Further analysis showed that neurologic status was similar in the two groups during the first days of hospitalization, so the worse outcomes in the "mothership" group were not a result of early deterioration, Ramos-Pachon noted. In addition, hematoma volume and growth were similar in the two groups.  

But patients in the mothership protocol experienced a fourfold higher rate of transfer complications (22% vs 4%) and a twofold higher rate of pneumonia (35% vs 17%).  

Ramos-Pachon pointed out that these results were from a population of patients with severe stroke symptoms (RACE score of 5 or above) who could be suspected of having a large volume occlusion stroke. The results may also not apply to different geographical areas where transport times are different.

She also noted that paramedics in the ambulances in the Catalonia region are not allowed to give drug treatments during the transfer.

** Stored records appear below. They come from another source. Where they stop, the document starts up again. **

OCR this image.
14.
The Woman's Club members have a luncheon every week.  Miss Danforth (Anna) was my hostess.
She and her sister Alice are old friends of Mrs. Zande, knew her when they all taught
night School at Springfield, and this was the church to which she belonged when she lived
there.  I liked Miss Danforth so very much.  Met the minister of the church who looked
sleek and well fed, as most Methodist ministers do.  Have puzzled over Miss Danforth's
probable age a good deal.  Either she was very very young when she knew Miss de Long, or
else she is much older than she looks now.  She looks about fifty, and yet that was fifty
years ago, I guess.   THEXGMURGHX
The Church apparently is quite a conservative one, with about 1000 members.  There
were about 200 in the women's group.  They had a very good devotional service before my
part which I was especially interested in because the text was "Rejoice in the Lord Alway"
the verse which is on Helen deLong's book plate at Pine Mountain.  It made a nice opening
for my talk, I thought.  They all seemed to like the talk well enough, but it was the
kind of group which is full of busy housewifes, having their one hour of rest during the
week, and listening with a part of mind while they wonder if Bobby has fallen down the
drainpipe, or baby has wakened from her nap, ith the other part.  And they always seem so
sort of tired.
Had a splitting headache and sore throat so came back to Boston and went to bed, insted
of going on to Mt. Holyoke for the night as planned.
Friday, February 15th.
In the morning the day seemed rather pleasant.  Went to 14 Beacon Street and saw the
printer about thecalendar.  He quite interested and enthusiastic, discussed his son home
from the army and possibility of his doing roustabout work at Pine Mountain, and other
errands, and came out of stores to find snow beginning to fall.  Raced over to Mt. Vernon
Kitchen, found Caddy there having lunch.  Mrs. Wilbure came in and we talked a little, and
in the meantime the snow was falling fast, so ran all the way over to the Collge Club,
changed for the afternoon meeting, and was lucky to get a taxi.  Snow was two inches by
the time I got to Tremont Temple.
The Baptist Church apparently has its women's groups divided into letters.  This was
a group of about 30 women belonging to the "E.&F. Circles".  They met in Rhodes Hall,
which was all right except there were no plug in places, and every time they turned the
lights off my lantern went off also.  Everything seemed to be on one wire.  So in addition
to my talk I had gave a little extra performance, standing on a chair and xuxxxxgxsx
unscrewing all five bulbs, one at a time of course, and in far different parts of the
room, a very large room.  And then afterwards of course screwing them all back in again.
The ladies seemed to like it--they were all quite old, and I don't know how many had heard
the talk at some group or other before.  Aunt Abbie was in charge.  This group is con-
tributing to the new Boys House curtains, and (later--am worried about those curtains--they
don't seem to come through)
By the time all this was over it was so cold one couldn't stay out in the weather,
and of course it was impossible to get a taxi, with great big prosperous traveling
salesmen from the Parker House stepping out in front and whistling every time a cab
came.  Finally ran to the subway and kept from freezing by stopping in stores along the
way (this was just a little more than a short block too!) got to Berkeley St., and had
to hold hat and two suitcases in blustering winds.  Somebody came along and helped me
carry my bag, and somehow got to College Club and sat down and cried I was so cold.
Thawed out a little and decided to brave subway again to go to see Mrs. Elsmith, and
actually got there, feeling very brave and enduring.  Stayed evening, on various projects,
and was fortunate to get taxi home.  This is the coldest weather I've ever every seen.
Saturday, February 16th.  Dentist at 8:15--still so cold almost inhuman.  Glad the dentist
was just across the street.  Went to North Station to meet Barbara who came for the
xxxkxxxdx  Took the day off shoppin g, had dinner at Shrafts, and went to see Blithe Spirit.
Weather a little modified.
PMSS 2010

Commenting on the study, Urs Fischer, MD, chairman of the department of neurology at the University Hospital Basel, Switzerland, said this was important information because in some other countries, paramedics are allowed to perform intubation and give IV medications that can help stabilize the patient.  

Fischer also agreed that greater use of mobile stroke units may help the situation. "Doing a CT in the ambulance would allow hemorrhagic stroke patients to be referred to the nearest hospital for fast treatment," he said.  

Evidence Against a "Mothership" Approach

Commenting on these findings, Alastair Webb, BM BCh, professor of neurology at the University of Oxford's Wolfson Centre for Prevention of Stroke and Dementia, United Kingdom, said these latest results from RACECAT provided evidence against introducing a "mothership" approach to all unselected severe stroke patients in the absence of prehospital imaging.

"As a subgroup analysis in a limited population, with an overall null effect in all patients, the evidence is not at all conclusive, but for now the suggestion that the longer transfers could harm some patients makes it hard to justify significant service reorganizations to a 'mothership' approach, given any benefits of doing so are unproven," Webb noted.

"More research is definitely needed," he added, "which will have to be tailored to each regional stroke service given geographic and healthcare differences."

The RACECAT trial was supported by Fundacio Ictus Malaltia Vascular through an unrestricted grant from Medtronic. Ramos-Pachon reports receiving funding from Instituto de Salud Carlos III.

European Stroke Organisation Conference 2022. Abstract presented May 6, 2022.